LONDRES, 20 août 2008 (APM) - La technique de massage Alexander semble soulager de manière durable la douleur lombaire chronique, selon une étude britannique à paraître dans le British Medical Journal (BMJ).
La lombalgie est l'une des causes les plus fréquentes de handicap dans les pays industrialisés. Les thérapies actuelles ont souvent un bénéfice à court terme sur les douleurs lombaires aiguës mais l'effet à long terme est mal documenté, rappellent le Pr Paul Little de l'université de Southampton et ses collègues.
Ils se sont intéressés en particulier à la technique de massage dite d'Alexander, différente des techniques classiques de physiothérapie. Il s'agit d'une approche dynamique, personnalisée qui vise à aider les patients à reconnaître, comprendre et éviter leurs mauvaises habitudes, que ce soit en position stationnaire ou lors de mouvements qui affectent le tonus postural et la coordination neuromusculaire.
Les chercheurs ont recruté dans 64 cabinets de médecine générale 597 patients souffrant de lombalgie chronique ou récurrente puis les ont randomisés en quatre groupes: soins médicaux classiques, six séances de massage, six séances de technique d'Alexander, 24 séances de technique d'Alexander; dans chaque groupe, les patients étaient randomisés entre l'association ou non d'exercices physiques.

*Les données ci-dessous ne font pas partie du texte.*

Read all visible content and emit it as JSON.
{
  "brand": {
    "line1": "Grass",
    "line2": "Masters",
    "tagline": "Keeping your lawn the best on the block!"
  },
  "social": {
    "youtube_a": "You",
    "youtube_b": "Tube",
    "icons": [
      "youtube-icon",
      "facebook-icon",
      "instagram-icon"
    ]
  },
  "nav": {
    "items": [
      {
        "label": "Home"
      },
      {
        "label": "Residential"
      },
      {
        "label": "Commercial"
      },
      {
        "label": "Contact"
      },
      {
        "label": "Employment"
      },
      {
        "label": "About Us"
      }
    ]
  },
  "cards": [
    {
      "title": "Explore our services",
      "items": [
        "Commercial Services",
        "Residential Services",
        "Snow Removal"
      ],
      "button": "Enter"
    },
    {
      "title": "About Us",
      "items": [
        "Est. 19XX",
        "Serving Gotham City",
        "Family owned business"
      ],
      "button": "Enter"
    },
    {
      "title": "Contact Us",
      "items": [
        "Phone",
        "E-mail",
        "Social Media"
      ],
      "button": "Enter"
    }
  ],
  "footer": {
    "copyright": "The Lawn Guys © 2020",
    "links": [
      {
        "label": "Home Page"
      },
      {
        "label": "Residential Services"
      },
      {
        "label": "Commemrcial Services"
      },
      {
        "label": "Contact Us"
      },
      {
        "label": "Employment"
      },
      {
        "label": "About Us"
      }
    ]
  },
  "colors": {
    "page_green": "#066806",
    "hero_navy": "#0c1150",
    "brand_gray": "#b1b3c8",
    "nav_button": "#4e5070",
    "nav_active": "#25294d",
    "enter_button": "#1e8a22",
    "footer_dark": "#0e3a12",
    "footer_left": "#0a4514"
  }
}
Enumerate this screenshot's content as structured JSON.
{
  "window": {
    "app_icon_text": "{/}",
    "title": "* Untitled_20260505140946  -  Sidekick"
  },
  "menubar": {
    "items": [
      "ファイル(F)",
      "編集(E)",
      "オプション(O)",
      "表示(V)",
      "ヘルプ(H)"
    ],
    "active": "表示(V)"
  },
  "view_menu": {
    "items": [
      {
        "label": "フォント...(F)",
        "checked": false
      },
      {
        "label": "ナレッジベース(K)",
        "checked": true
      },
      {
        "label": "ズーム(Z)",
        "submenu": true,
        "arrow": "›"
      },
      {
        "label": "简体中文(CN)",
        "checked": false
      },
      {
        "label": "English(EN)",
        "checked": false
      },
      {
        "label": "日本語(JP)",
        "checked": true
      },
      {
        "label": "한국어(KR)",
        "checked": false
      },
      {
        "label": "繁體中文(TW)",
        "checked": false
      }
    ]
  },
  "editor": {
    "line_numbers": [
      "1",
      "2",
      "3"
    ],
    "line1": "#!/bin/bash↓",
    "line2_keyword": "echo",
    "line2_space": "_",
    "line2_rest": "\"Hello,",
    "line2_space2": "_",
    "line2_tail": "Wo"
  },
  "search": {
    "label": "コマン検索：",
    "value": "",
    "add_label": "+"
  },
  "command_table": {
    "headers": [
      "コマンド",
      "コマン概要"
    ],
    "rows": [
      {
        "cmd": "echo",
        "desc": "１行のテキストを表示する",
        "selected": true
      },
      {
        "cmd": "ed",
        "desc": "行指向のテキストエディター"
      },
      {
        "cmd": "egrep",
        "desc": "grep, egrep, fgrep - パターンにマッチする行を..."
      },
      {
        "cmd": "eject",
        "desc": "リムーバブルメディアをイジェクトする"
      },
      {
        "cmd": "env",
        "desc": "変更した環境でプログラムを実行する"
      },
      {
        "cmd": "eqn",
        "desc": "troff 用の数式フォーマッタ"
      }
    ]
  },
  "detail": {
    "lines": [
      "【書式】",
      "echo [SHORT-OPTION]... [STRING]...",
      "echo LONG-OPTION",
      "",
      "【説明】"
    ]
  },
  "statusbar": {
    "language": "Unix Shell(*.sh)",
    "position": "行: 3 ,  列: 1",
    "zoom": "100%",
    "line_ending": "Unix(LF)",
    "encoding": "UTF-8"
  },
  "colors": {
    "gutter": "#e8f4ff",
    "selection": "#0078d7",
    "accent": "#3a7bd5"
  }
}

Les résultats indiquent qu'à trois mois, le score de handicap de Roland (mesuré en nombre d'activités perturbées par la douleur) et le nombre de jours sans lombalgie au cours du dernier mois ont peu changé depuis l'inclusion chez les patients ayant reçu les soins médicaux classiques.
Il apparaît que le massage et la technique d'Alexander sont efficaces à trois mois, réduisant de manière significative le score de handicap et le nombre de jours sans lombalgie.
Et à un an de suivi, si le massage perd de son effet, celui de la technique d'Alexander persiste.
Avec six séances, la technique d'Alexander a permis de réduire à un an de 17% le score de handicap de Roland Morris et de 48% le nombre de jours sans lombalgie, par rapport aux contrôles. Avec 24 séances, la baisse est de respectivement 42% et 86%.
L'ajout d'exercices physiques semble pouvoir potentialiser l'effet de la technique d'Alexander à long terme: le bénéfice obtenu avec les six séances suivies des exercices était presque équivalent à celui des 24 séances sans exercice.
L'amplitude de l'effet associé aux 24 séances de la technique d'Alexander observé dans cette étude est susceptible d'avoir un impact important: 3 points à un an de suivi sur l'échelle de Roland signifie que le patient peut avoir trois activités supplémentaires sans avoir mal au dos, concluent les chercheurs.